EROINA, IMMIGRATI E CARCERE

data di pubblicazione:

12 Febbraio 2018

carcere immigratiSalvatore Giancane, medico psichiatra del Ser.D di Bologna, sul blog della Società Italiana Tossicodipendenze (SITD), propone un’articolata riflessione sulla propria esperienza di medico psichiatra in carcere. Il focus dei tre articoli verte sui nessi fra eroina, carcere e immigrazione.Giancane inizia l’analisi, sviluppata in forma narrativa in prima persona, dalle sue prime esperienze nel carcere di Bologna nel 1990, anno di entrata in vigore della Legge 309 sugli stupefacenti, che prevedeva il concetto di dose media giornaliera. Prima dell’abrogazione del concetto di dose media giornaliera attraverso il referendum del 1993, le carceri italiane si riempiono di un numero enorme di tossicodipendenti, una parte dei quali stranieri. Giancane offre un resoconto drammatico di questa fase storica, descrivendo l’inefficia delle terapie e la sua impotenza, umana e professionale, di fronte ai neo-detenuti in crisi d’astinenza: “Non ho più visto astinenze così brutali come quelle del carcere in quegli anni. Scene terribili e difficili da cancellare, che vedevano protagoniste persone ridotte pelle ed ossa e devastate dall’HIV. Persone che tentavano di alzarsi dal letto, per poi afflosciarsi come sacchi di patate sul pavimento, sporco per il vomito e la diarrea incontenibili, di quelle che non ti lasciano modo di arrivare al bagno. Sette giorni di inferno, passati i quali non era finita.
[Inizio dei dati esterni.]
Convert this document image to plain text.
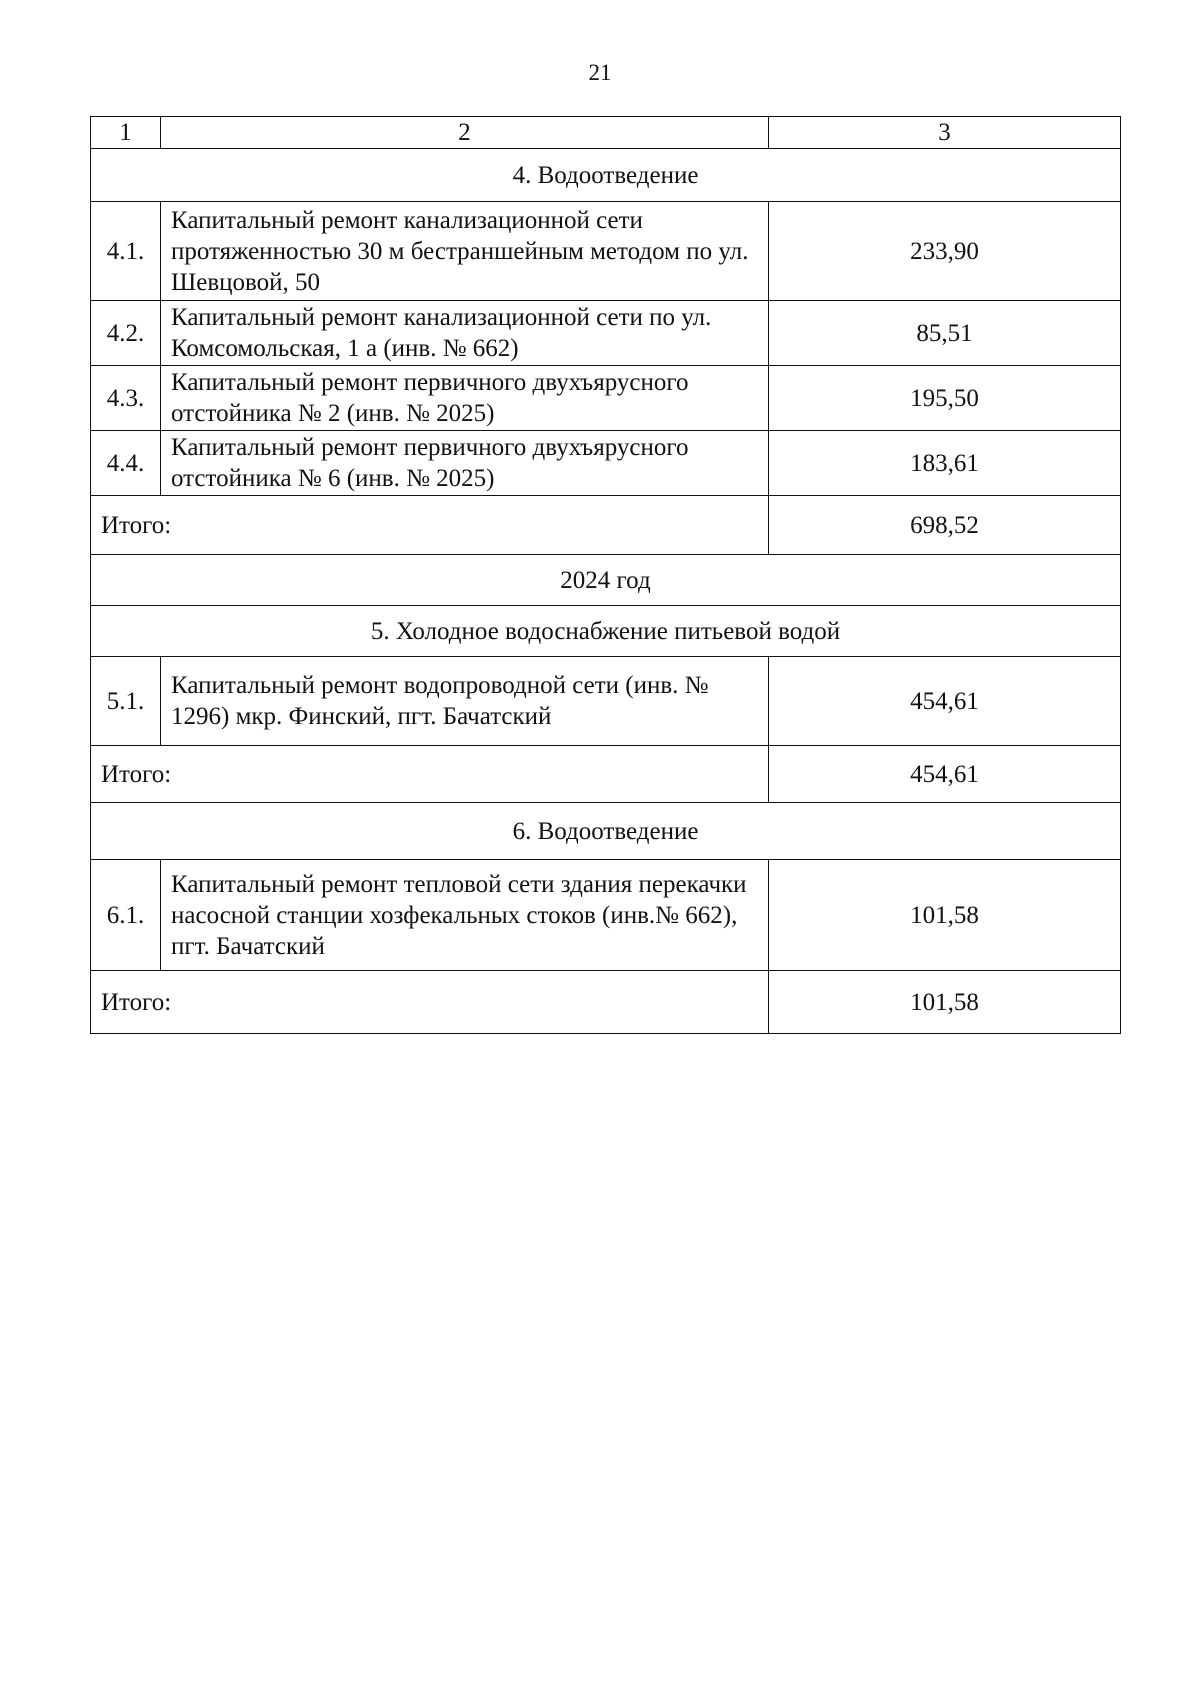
21
1	2	3
4. Водоотведение		
4.1.	Капитальный ремонт канализационной сети протяженностью 30 м бестраншейным методом по ул. Шевцовой, 50	233,90
4.2.	Капитальный ремонт канализационной сети по ул. Комсомольская, 1 а (инв. № 662)	85,51
4.3.	Капитальный ремонт первичного двухъярусного отстойника № 2 (инв. № 2025)	195,50
4.4.	Капитальный ремонт первичного двухъярусного отстойника № 6 (инв. № 2025)	183,61
Итого:		698,52
2024 год		
5. Холодное водоснабжение питьевой водой		
5.1.	Капитальный ремонт водопроводной сети (инв. № 1296) мкр. Финский, пгт. Бачатский	454,61
Итого:		454,61
6. Водоотведение		
6.1.	Капитальный ремонт тепловой сети здания перекачки насосной станции хозфекальных стоков (инв.№ 662), пгт. Бачатский	101,58
Итого:		101,58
Perché non è vero che l’astinenza dura solo sei-sette giorni. Chiunque imprudentemente lo affermi, non ha sufficiente pratica clinica. Trascorsa l’astinenza grave e conclamata, c’è quella protratta: i disturbi del sonno, la facile irritabilità, l’eiaculazione precoce e le polluzioni notturne negli uomini, la depressione, l’incapacità a reggere le frustrazioni e l’attesa, l’ipersensibilità al dolore ed una miriade di altri sintomi che, associati al craving (sempre presente), provocano facilmente la ricaduta. Tutto ciò può durare anche sei mesi e seppure non sia drammatico come l’astinenza grave e conclamata, è molto logorante (…) Le astinenze erano spesso associate ad atti di autolesionismo, più spesso tagli superficiali sulle braccia, a volte sull’addome e sul tronco, bisognosi solo di disinfezione, ma anche ferite da suturare. Ho suturato fino a dieci persone in un giorno. Erano gesti soprattutto dimostrativi, ma non solo. L’autolesionismo in carcere è un fenomeno complesso, ancor più complesso negli immigrati e per questo ci torneremo”.